Jak powiedzieli rodzice rzekomy doktor leczył chłopca rękami, najczęściej rozciągając lub ugniatając różne odcinki kręgosłupa. Dziecko dostawało również zastrzyki, które jak się okazuje są bardzo szkodliwe i były stosowane w Polsce 20 lat temu, przepisywano je wyłącznie osobom dorosłym.
Lekarze ( m. in. prof. Krzysztof Bielecki), którzy najczęściej biorą udział w programie „Sprawa dla reportera” i wypowiadają się jako eksperci, nie kryli swojego przerażenia.
Zgodnie stwierdzili, że takie leczenie, jeśli to w ogóle można nazwać leczeniem, mogło nie tylko pogorszyć stan chłopca, ale również doprowadzić do śmierci.
Takich par, jak małżeństwo, które zgodziło się przybyć do programu Elżbiety Jaworowicz jest wiele. Stracili oni ogromne pieniądze, a stan ich dzieci nie poprawił się w ogóle.
Kiedy pojechałam do szpitala i powiedziałam, jakiemu leczeniu poddawałam moje dziecko, lekarz na mnie nakrzyczał – mówiła kobieta, która zgodziła się na rozmowę telefoniczną na antenie.

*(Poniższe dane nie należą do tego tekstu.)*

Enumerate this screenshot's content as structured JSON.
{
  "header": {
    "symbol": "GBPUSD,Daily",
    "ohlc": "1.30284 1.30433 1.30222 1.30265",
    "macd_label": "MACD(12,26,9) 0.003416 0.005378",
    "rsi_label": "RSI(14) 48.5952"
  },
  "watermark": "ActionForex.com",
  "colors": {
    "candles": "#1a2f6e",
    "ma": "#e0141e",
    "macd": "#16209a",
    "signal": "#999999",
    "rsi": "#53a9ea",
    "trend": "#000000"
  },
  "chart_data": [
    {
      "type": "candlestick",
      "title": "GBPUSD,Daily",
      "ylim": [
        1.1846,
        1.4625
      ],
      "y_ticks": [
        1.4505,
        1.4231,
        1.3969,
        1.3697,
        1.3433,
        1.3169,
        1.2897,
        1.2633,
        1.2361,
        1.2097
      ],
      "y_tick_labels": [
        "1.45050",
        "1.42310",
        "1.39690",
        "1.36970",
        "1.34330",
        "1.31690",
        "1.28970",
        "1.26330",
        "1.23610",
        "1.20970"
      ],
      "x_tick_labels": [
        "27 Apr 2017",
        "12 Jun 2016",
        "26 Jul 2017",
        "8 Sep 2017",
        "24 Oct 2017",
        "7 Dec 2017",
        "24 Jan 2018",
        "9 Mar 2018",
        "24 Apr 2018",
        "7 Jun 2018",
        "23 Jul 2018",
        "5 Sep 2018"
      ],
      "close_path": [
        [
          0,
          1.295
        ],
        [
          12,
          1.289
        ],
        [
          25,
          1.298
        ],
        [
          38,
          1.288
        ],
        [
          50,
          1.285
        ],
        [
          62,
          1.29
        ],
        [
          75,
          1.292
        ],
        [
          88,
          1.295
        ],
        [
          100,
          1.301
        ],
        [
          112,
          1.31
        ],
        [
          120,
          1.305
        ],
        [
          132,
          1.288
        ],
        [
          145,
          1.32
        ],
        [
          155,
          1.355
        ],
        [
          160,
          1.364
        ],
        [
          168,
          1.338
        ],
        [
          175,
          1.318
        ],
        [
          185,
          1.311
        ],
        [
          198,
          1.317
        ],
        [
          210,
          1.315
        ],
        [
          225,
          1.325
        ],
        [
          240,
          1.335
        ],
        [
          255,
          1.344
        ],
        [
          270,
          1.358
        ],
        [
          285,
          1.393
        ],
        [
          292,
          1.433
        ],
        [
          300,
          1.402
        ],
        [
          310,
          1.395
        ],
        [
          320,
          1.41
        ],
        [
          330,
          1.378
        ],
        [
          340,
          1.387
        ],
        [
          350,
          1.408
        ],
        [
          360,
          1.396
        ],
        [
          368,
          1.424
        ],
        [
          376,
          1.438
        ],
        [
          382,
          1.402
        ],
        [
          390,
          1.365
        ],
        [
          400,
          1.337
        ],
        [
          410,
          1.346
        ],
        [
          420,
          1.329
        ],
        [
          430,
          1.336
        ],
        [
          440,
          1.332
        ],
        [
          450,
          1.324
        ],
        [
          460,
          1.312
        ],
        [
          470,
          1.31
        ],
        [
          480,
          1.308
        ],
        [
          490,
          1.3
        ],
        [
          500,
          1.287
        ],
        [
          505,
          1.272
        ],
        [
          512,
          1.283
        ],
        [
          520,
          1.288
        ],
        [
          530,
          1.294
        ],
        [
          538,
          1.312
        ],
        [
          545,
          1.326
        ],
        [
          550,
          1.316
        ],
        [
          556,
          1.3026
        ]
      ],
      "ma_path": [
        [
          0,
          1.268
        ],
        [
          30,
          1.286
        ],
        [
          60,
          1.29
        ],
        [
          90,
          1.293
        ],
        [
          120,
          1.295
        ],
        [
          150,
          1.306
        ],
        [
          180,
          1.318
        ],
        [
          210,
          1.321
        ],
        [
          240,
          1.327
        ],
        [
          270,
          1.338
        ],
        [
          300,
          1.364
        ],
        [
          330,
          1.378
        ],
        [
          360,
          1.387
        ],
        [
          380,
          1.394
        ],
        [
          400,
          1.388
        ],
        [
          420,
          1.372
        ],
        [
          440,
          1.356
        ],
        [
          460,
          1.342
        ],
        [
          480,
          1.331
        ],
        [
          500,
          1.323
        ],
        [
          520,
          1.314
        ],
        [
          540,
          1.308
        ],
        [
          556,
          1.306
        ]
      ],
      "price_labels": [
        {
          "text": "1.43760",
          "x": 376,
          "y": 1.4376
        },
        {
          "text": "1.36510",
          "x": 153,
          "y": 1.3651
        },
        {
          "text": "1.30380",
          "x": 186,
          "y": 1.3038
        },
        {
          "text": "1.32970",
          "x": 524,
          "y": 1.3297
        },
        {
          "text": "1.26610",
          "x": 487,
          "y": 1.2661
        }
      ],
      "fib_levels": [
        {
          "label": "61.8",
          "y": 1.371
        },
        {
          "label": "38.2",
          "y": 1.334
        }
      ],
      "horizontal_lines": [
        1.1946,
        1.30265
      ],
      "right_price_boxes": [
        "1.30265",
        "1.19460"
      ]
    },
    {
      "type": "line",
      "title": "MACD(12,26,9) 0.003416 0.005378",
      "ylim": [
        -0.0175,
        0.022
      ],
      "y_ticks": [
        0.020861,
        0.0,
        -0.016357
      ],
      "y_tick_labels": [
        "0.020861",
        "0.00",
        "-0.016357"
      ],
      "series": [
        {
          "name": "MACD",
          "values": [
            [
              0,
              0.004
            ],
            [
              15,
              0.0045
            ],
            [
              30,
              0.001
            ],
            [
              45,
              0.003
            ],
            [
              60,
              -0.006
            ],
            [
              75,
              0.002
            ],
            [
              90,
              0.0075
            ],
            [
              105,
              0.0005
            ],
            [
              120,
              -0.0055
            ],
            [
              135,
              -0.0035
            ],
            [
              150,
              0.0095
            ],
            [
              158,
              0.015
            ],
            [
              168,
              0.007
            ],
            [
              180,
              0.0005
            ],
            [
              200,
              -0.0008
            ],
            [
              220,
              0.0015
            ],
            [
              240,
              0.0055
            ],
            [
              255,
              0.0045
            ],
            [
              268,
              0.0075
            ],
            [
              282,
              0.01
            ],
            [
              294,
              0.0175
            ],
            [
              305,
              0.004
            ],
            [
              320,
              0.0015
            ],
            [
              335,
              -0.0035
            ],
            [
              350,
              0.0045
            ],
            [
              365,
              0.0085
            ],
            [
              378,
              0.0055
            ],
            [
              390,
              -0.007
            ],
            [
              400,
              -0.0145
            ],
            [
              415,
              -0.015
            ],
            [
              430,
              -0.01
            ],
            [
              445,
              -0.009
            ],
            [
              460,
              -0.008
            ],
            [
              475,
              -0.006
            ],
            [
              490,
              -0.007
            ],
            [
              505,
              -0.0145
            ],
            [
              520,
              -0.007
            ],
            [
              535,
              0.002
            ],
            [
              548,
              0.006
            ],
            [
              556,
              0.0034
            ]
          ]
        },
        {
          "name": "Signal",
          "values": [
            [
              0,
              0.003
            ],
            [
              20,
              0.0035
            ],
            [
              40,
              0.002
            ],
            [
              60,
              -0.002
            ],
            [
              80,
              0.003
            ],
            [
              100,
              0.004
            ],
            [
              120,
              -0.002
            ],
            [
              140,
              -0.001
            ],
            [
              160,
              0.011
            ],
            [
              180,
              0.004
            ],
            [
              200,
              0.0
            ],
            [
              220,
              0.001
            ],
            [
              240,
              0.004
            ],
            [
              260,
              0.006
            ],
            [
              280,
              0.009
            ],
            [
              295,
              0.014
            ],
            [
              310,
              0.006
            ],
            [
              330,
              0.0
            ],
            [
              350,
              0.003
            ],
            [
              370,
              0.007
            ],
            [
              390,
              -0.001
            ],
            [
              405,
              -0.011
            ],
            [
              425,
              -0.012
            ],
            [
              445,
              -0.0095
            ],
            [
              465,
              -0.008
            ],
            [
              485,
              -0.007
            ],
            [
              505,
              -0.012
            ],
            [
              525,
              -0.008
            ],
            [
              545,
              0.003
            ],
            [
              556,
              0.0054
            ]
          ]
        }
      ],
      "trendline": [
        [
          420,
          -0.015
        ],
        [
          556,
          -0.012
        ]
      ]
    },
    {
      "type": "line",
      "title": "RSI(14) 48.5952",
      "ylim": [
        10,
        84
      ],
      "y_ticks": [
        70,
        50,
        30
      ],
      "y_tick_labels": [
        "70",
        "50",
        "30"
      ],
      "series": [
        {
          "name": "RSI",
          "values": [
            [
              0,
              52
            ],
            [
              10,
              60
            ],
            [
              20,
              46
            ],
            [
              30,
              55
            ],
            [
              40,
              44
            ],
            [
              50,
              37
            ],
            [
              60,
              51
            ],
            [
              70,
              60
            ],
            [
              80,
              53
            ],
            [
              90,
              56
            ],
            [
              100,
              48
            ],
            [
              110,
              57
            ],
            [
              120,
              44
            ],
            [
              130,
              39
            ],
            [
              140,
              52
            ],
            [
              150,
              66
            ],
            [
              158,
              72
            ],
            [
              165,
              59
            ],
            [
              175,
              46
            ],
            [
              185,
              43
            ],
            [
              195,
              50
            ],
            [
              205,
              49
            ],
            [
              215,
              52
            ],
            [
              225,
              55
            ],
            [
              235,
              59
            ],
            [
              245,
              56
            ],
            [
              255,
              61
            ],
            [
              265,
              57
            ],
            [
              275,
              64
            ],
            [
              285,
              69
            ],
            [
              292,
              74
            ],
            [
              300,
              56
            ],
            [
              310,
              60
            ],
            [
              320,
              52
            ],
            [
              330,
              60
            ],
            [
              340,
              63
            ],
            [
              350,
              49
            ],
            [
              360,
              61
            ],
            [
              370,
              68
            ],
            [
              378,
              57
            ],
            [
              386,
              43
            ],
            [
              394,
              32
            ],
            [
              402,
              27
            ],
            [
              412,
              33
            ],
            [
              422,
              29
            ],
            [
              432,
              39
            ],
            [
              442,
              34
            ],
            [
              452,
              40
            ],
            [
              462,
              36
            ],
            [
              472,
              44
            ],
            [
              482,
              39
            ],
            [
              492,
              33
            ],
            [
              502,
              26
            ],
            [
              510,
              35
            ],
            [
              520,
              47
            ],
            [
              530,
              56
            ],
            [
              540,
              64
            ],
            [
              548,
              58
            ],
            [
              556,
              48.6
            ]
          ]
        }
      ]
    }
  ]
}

Przedstawiciele fundacji „Król i Smok”, która zajmuje się wysyłaniem dzieci na Ukrainę i zatrudnia doktora, odmówili przybycia do studia z powodu braku czasu.
Czyżby rzeczywiście brak czasu powstrzymywał ich przed wystąpieniem w telewizji? A gdzie jest ten doktor, który tak chętnie mówił o swoich „cudownych rękach” w programie Dzień Dobry TVN? Pewnie i on nie znalazł nawet pięciu minut, aby udzielić wyjaśnień na antenie programu „Sprawa dla reportera”.